Sunday, June 09, 2013

On My Nightstand

Just finished reading Anne Zimmerman's An Extravagant Hunger: The Passionate Years of M.F.K. Fisher (Berkeley: Counterpoint, 2011). Fisher was one of the first Americans to write articles and books about food that inspired the culture of food we know today. She created the idea of the food writer and Zimmerman tries to trace her life using her writing and archival details discovered among letters between Fisher, her family and friends. Sadly, Fisher the subject is more interesting than Zimmerman's study which reaches too far, too often. While Fisher wrote about her life and her love of food there are too often silences and gaps in her life that cannot be filed with Zimmerman's interpretation and psychology.  

After finishing Zimmerman's book I began William Benemann's Men in Eden: William Drummond Stewart and same-sex desire in the Rocky Mountain fur trade (Lincoln: University of Nebraska Press, 2012). Benemann has written a biography of one of those fascinating 19th-century individuals who draw historians to stories. Born to a Scottish noble family he made his way to America and was enthralled by the world of trappers and mountain men on the Rocky Mountain frontiers. Individuals like Stewart are fascinating subjects, but writing about them is tricky. It is too easy to replicate their ideas about frontiers and Native-Americans in popular history. Benemann not only wants to recover Stewart's life but to claim him as a 19th-century homosexual man. As Michel Foucault and Carol Smith-Rosenberg have warned it is always dangerous to read history backwards and to see homosexual culture in periods before homosexual identity developed. 
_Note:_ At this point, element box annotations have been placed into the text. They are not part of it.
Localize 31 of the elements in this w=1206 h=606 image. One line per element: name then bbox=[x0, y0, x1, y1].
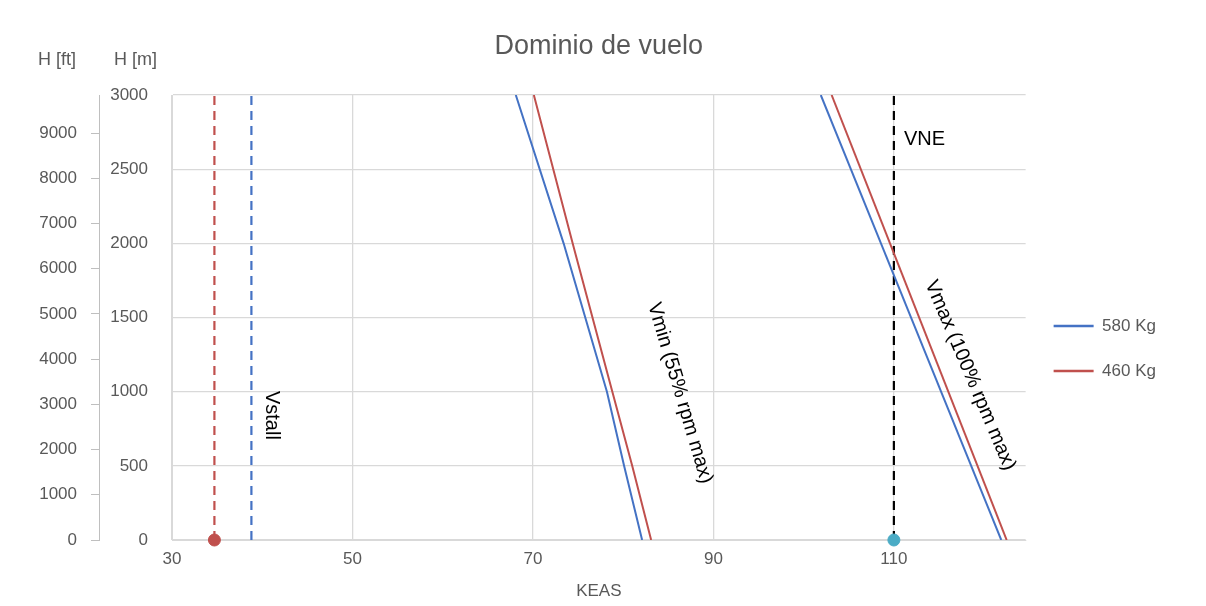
chart-title: Dominio de vuelo bbox=[494, 30, 704, 61]
y-tick-label: 2000 bbox=[110, 233, 148, 253]
x-tick-label: 110 bbox=[880, 548, 908, 568]
y-tick-label: 3000 bbox=[110, 84, 148, 104]
y2-tick-label: 6000 bbox=[39, 258, 77, 278]
y-tick-label: 1000 bbox=[110, 381, 148, 401]
y-axis-title: H [m] bbox=[114, 48, 157, 69]
y-tick-label: 0 bbox=[138, 529, 148, 549]
x-tick-label: 70 bbox=[523, 548, 543, 568]
y2-tick-label: 3000 bbox=[39, 394, 77, 414]
x-tick-label: 30 bbox=[162, 548, 182, 568]
y2-tick-label: 1000 bbox=[39, 484, 77, 504]
x-tick-label: 50 bbox=[343, 548, 362, 568]
y2-tick-label: 0 bbox=[67, 529, 77, 549]
ref-line-label: Vstall bbox=[261, 390, 284, 440]
y2-axis-title: H [ft] bbox=[37, 48, 77, 69]
y-tick-label: 1500 bbox=[110, 307, 148, 327]
legend-label: 460 Kg bbox=[1102, 360, 1157, 380]
y2-tick-label: 2000 bbox=[39, 439, 77, 459]
ref-line-label: VNE bbox=[903, 127, 945, 150]
annotation: Vmin (55% rpm max) bbox=[644, 299, 719, 486]
x-tick-label: 90 bbox=[703, 548, 723, 568]
y-tick-label: 2500 bbox=[110, 158, 148, 178]
y-tick-label: 500 bbox=[119, 455, 148, 475]
y2-tick-label: 5000 bbox=[39, 303, 77, 323]
y2-tick-label: 7000 bbox=[39, 213, 77, 233]
x-axis-title: KEAS bbox=[576, 581, 622, 601]
y2-tick-label: 8000 bbox=[39, 167, 77, 187]
y2-tick-label: 9000 bbox=[39, 122, 77, 142]
y2-tick-label: 4000 bbox=[39, 348, 77, 368]
legend-label: 580 Kg bbox=[1102, 315, 1157, 335]
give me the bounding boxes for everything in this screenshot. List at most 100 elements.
Benemann while sensitive to his sources wants desperately to see homosexuality and same-sex desire in his biography of Stewart. This makes for enjoyable reading as popular history but forces Benemann to mine his sources in ways that are not always comfortable. There are lots of discussions about dress and deportment as indicators of sexuality, that at times reach too far. At the same time Benemann used Stewart's fiction as sources again for questions that are hard to answer. This allows him to see same-sex desire and a community of individuals engaged in such behaviour everywhere. 

It is a fascinating book, especially Benemann's discussions of the trapper gatherings, but the pace and style of the writing is filled with too many characters that are never fully realized as Benemann tries to make his case for Stewart's sexuality.